Chatbots are relying on 20 years of bad travel writing, while travel advisors can be a real source of truth.

Hotels are constantly changing and a great one can turn lackluster in the blink of an eye. Maybe it has a new GM or other personnel changes. Maybe the owners are facing financial pressure. 

Does that hotel with a legendary reputation still offer a truly great experience? You’ll never know before you book if you’re relying only on chatbots and past reviews. 

I give some travel advisors a hard time for acting entitled and expecting shrimp cocktails and a permanent red carpet. But the top tier continues to be very relevant. When they’re doing it right, they can be a source of truth: Regular sets of eyes and ears to see which properties are still up to snuff and which have gotten lazy. 

One surprising development: Gen Z is starting to believe in this value as well. You wouldn’t think that a super digitally native generation, adept at double-clicking, would opt for third-party arbiters to book travel. But in a 2023 survey of 2,000 American travelers, 38% of Gen Z and Millennial respondents said they preferred a traditional travel agent over online booking.

Business Insider recently hypothesized that this trend is partly based on logistics. Gen Z travelers are good at finding locations by mainlining their Instagram and TikTok accounts, but then want to hand over the complexity of bookings to someone else. Social media can be the inspirational spark, but then there are the mundane aspects of travel like securing visas, deals and upgrades — all of which fall into the sweet spot of travel agents.

True Value

But BI missed the other key value of travel advisors: Objectivity and their role as BS detectors. Perhaps Gen Z understands the reality distortion fields of social media and wants a seasoned third party to verify if that location or hotel will live up to the hype. Perhaps the generation that is repulsed by excessive public-image making wants the fact-check that comes from boots-on-the-ground observations. 

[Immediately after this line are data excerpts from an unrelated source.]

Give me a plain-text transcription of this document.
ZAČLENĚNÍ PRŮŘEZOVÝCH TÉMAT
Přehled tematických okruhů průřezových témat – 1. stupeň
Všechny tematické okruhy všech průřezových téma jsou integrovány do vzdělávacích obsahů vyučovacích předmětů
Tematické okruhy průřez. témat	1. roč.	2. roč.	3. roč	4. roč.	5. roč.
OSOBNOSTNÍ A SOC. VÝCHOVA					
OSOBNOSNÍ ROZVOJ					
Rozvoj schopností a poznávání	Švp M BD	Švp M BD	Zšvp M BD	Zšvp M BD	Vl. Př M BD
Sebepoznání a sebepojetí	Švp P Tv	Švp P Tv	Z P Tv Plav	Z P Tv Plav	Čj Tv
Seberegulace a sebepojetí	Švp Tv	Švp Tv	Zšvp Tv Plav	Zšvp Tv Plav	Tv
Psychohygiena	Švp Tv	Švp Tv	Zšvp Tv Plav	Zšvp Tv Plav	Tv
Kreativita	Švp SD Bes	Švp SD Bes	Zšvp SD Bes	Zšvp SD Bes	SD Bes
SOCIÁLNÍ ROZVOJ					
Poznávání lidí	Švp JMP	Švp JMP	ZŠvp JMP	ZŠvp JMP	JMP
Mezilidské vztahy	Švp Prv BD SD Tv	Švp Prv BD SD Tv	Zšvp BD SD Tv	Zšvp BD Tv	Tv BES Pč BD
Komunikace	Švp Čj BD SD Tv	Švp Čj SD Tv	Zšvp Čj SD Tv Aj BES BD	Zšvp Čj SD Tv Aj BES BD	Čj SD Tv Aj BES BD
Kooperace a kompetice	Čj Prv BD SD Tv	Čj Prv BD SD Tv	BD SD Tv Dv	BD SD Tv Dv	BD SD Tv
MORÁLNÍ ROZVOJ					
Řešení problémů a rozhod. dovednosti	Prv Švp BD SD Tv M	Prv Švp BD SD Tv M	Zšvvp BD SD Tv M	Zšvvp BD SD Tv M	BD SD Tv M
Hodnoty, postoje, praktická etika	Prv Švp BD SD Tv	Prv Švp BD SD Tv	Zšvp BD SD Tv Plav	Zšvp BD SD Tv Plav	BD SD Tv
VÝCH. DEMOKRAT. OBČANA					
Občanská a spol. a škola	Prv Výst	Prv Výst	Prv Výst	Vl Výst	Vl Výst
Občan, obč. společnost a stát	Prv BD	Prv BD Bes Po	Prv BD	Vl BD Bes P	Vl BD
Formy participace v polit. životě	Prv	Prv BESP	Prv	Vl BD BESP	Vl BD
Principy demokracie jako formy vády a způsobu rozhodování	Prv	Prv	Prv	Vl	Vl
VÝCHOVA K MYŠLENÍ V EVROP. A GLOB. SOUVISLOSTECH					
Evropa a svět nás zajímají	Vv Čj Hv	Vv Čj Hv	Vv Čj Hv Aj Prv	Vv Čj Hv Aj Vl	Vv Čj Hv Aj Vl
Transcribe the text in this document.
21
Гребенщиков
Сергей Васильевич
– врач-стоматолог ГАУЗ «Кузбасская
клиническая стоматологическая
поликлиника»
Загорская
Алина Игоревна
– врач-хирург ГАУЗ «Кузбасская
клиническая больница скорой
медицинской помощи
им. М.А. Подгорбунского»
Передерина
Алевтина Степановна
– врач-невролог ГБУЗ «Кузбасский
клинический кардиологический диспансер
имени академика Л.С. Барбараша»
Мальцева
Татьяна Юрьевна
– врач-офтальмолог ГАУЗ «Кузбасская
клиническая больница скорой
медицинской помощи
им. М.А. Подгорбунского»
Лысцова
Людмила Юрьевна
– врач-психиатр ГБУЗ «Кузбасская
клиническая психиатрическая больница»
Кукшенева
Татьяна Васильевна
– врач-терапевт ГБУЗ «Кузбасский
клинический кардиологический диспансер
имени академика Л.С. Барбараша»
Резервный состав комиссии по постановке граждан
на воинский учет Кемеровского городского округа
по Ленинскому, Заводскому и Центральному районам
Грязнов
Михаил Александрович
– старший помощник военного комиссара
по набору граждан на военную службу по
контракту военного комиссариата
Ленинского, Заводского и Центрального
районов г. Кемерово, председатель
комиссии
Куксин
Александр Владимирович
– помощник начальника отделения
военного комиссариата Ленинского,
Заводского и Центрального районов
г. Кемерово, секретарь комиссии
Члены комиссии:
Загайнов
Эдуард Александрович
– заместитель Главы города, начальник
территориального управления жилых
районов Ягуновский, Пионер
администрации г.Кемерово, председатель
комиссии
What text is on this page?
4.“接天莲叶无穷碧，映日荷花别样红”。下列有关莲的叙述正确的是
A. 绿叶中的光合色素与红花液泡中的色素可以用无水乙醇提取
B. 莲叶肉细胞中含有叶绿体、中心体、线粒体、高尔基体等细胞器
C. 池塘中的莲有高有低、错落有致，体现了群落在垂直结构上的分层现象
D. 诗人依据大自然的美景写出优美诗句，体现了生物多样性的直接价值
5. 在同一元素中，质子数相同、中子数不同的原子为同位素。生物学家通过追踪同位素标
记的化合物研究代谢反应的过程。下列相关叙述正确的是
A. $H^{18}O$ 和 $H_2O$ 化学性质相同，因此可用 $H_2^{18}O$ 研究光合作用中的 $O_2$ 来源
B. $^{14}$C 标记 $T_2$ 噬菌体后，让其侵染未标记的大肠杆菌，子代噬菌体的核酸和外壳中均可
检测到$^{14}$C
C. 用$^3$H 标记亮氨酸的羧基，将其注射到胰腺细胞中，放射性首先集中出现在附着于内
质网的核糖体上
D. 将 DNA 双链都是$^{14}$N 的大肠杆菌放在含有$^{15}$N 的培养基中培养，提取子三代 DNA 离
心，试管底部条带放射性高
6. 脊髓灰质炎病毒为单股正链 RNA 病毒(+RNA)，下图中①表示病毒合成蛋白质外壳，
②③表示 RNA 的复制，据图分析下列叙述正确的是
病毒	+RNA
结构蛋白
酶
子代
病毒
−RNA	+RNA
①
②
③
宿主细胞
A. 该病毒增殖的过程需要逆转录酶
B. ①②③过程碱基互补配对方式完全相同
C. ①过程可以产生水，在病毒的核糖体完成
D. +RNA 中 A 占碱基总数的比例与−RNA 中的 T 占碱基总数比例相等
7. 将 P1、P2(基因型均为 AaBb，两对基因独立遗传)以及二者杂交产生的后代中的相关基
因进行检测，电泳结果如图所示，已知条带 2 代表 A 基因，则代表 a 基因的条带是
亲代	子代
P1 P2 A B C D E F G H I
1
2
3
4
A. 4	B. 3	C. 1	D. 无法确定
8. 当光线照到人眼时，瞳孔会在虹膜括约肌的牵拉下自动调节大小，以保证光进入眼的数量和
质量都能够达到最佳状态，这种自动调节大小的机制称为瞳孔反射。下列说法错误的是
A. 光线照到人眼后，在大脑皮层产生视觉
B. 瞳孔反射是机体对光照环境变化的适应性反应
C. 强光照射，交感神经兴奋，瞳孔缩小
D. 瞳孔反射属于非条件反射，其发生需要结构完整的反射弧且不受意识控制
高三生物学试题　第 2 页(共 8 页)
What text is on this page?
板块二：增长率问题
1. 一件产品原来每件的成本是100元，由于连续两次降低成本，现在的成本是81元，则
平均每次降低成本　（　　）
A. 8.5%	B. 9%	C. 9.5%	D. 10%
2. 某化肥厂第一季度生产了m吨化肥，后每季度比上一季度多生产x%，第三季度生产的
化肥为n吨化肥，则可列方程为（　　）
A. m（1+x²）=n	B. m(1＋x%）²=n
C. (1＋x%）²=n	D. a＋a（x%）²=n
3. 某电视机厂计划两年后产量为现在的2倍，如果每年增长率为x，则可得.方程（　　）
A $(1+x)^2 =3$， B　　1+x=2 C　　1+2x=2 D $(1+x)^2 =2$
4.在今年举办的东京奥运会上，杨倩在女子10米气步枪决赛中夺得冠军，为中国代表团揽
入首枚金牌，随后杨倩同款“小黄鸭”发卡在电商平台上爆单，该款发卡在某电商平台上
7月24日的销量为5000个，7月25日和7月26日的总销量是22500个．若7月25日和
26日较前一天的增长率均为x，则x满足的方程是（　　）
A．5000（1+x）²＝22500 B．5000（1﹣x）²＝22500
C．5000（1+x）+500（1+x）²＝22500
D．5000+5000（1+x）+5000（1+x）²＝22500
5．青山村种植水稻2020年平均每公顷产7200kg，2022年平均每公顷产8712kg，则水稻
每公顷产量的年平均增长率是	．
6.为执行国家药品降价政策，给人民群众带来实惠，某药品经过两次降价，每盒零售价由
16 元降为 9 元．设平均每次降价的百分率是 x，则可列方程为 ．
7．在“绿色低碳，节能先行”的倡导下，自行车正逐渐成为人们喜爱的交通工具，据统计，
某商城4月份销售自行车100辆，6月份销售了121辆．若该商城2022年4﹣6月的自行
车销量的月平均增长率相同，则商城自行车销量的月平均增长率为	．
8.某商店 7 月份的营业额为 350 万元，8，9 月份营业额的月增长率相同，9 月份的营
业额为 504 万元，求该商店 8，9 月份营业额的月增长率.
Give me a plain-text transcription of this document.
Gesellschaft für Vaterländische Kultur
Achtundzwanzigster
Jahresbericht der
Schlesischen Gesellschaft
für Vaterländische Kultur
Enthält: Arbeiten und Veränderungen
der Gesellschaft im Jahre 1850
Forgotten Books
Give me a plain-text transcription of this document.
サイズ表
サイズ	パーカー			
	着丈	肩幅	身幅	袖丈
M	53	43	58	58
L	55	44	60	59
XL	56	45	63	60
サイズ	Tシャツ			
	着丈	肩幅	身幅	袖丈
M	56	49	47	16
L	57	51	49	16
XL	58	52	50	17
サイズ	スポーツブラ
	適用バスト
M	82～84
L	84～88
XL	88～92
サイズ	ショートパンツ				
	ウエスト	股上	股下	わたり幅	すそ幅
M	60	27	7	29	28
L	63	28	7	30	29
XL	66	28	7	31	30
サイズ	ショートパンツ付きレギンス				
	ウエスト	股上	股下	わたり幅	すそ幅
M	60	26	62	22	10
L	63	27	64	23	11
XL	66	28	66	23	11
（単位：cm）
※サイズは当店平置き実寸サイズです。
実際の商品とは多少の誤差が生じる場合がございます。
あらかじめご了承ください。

Or maybe they want to know how to hack the system, similar to knowing the bouncer at a club and being shown to the right table. Gen Z are hacking credit card points, finding loopholes and bugs in the system, and using technology as leverage. But there are some things you need human help for, and it is actually refreshing: specialized knowledge, the kind that is hard earned on the road, is still valuable. 

Travel advisors can also play a role in finding the lesser known gems: the smaller boutiques and founder-led labors of love that don’t always have the big brand PR war chest and soft diplomacy.

For all the promise of large language models, they are ingesting a lot of the garbage created in the past 20 years from SEO-driven travel content and bad writing, then regurgitating it back to us with hallucinations and all. 

When money, time, and vacations are at stake, putting too much emphasis on tech-driven unreliable narrators could be foolish at best and disastrous at worst. So it is not time to write the eulogy for travel advisors just yet: You can’t Google what they learned on their last visit to Baku and ChatGPT can’t tap into their lived experiences to craft an itinerary. That’s real value, even for generations used to dealing mostly with their phones.